A second challenge in this work has been shifting scope of practice to focus on a quality measure, namely completion of the phase one treatment plan including diagnosis, prevention, elimination of disease; addressing non-surgical periodontal disease; and extraction of hopeless teeth. Completing the treatment plan not only eliminates disease, but also allows for new patients to enter the practice as others move into a more routine schedule of dental hygiene appointments. Only one clinic in the first cohort of 10 was tracking completion of treatment prior to their work with Safety Net Solutions. A year later, 8 clinics were tracking this data, but as a group, they were completing treatment plans on only 19% of patients. This speaks to both the administrative challenges of getting patients into care in a timely manner and the social and economic factors that inhibit patients from returning for follow-up care. However, we are confident that with continued improvements in clinic efficiency and patient education, the number will rise over the next year.
Making a Difference
Through our engagement in this project we have met many local heroes — dental professionals who are providing compassionate quality care, and practice managers and other administrators who are able to sustain their programs in an unforgiving fiscal environment. These individuals recognize that there is a productive balance between their mission to provide care and their financial stability. They provide daily proof that safety net clinics can deliver quality care across a broad scope of practice and within the framework of a Medicaid and sliding scale fee structure without sacrificing access. Dr. Rob Doherty of Greene County Health Care, who is profiled in the Tar Heel Footprint of this issue, is one such hero.
The oral health care Greene County Health Care clinic and other safety net clinics deliver to North Carolinians from all walks of life is making a difference in oral health and ultimately overall health. Going forward, we believe that safety net clinics have a tremendous and unique opportunity not only to demonstrate and improve quality of care, but also to further integrate oral health care delivery with other primary care. Their IT infrastructure and the co-location of dental and medical services provide opportunities that aren’t as accessible to private providers, opportunities that are increasingly valued in an era where care is integrated more broadly. At the BCBSNC Foundation, where our mission is to improve the health and well-being of all North Carolinians, we salute the dental and administrative leadership at all of the participating clinics who opened their doors, and their books, to Safety Net Solutions as part of this process and then took bold steps within their own practices to improve local access to care.

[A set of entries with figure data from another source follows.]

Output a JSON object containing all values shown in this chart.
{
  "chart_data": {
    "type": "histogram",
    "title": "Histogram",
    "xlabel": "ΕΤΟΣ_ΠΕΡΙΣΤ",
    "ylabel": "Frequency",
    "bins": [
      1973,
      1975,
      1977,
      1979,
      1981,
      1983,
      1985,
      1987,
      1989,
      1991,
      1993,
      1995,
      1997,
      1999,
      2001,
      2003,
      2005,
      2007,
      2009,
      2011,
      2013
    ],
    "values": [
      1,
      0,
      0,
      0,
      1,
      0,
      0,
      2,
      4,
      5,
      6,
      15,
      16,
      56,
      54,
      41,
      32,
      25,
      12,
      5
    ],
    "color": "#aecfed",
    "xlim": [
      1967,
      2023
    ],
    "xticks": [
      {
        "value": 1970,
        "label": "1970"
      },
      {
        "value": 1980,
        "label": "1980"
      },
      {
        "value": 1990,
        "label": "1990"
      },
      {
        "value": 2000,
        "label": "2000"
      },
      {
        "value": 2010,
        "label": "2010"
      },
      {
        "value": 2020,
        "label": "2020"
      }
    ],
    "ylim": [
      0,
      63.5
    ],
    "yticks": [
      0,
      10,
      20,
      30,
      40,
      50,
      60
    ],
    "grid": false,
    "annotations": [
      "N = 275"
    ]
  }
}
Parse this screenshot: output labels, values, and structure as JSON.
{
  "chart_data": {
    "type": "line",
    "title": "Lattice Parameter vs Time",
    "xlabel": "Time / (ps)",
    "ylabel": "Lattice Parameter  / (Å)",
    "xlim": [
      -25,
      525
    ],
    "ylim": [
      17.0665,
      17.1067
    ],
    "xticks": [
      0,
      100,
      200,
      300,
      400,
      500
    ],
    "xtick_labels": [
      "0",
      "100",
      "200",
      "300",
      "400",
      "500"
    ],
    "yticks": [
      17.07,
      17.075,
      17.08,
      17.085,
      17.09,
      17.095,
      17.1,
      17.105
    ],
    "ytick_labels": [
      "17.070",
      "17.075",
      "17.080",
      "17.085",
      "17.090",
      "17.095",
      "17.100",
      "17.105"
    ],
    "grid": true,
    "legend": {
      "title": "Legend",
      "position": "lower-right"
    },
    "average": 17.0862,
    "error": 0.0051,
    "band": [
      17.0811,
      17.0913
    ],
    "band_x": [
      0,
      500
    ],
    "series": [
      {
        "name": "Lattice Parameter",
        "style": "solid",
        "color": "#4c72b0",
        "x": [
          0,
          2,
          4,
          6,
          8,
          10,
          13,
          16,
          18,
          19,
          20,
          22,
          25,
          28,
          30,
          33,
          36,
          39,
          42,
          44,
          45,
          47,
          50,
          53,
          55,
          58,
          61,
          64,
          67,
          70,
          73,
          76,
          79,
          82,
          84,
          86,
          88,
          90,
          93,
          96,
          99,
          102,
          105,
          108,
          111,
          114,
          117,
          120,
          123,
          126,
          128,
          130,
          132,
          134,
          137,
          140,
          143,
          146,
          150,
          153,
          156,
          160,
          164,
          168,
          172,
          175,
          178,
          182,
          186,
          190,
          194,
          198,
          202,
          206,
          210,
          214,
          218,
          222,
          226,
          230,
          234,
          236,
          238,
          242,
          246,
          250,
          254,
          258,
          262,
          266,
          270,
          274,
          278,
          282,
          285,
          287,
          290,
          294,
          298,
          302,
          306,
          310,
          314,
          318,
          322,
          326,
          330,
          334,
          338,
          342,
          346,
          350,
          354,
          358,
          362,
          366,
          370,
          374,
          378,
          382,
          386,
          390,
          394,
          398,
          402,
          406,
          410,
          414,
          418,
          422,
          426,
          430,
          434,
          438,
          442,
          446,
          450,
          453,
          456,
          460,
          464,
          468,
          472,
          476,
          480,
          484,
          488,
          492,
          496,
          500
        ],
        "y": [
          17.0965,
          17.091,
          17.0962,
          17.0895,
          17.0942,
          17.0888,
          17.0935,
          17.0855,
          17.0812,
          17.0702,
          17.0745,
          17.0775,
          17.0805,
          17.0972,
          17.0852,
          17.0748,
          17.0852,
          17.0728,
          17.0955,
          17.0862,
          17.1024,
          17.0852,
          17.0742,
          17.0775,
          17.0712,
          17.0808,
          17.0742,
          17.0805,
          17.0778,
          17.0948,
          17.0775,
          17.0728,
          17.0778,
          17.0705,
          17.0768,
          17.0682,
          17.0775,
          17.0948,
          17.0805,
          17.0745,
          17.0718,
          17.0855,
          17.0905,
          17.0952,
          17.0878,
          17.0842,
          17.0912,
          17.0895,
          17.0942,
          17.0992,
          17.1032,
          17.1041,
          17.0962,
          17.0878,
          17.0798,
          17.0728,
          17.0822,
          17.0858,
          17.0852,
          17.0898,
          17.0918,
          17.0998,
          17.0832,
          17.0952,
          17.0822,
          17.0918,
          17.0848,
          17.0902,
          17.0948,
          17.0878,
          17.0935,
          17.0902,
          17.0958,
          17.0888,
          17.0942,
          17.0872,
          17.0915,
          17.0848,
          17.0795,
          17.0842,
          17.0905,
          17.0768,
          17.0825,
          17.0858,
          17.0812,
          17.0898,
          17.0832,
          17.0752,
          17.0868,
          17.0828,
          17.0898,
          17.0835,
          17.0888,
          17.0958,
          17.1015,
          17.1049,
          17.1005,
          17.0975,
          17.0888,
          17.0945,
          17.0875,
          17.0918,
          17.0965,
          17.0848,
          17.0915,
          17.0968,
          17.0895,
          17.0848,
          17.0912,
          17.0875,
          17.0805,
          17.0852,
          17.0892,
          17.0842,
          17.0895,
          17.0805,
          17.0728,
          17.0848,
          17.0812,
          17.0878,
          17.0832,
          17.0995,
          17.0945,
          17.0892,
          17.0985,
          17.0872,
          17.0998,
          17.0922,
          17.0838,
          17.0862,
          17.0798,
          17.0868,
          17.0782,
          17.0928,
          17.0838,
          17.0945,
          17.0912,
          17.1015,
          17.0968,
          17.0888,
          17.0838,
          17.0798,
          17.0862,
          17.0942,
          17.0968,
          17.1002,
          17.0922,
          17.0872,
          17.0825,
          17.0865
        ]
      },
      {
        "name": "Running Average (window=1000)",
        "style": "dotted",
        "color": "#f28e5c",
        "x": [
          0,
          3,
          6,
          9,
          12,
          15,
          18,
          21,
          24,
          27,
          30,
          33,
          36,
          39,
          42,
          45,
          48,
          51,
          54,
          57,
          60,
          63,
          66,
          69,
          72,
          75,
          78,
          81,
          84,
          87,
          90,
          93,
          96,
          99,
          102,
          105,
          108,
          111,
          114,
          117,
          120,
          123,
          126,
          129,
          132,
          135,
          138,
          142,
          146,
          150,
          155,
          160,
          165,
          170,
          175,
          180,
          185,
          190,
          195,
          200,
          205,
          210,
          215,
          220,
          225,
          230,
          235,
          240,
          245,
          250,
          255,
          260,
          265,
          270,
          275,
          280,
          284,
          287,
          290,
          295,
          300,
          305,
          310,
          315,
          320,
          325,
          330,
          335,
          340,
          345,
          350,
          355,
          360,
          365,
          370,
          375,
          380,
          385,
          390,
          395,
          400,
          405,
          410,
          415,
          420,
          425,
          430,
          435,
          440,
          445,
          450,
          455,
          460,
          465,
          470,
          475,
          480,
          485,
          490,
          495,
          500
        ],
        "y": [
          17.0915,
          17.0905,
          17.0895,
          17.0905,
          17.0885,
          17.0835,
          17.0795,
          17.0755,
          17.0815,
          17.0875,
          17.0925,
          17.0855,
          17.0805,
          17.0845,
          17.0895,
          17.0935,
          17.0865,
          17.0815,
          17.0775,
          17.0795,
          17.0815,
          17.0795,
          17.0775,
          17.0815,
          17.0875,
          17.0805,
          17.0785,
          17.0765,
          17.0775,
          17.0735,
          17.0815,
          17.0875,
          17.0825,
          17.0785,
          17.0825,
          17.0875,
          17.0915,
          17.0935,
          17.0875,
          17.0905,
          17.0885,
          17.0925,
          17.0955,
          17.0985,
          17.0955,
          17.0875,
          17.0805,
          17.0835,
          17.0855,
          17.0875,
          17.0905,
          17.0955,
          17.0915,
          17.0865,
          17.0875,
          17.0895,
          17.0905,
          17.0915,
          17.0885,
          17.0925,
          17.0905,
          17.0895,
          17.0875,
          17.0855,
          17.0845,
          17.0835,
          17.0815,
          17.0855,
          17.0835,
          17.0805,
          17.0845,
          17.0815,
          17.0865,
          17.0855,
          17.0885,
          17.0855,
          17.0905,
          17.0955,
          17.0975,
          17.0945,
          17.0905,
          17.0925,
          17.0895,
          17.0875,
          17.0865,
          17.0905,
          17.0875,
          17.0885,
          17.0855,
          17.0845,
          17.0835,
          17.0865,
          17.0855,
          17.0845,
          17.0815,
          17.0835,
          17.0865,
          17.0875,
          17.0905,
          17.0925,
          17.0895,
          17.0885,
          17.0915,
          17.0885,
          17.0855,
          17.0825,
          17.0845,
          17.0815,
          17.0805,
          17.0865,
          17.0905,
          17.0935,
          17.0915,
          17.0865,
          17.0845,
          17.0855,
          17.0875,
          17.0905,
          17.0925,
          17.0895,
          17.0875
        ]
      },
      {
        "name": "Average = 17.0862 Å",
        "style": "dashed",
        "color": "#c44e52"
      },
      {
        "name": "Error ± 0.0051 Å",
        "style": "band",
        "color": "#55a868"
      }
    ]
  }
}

Technical assistance was provided to grantees by Safety Net Solutions, a program of the DentaQuest Institute, with financial support from the BCBSNC Foundation.
Potential conflicts of interest. K.H and K.E. have no relevant conflicts of interest. M.J.D. is the project director for Safety Net Solutions and served as consultant to several of the participating clinics.
Kathy Higgins, MS president, Blue Cross and Blue Shield of
North Carolina Foundation, Chapel Hill, North Carolina.
Katie Eyes, MSW program officer, Blue Cross and Blue Shield
of North Carolina Foundation, Chapel Hill, North Carolina.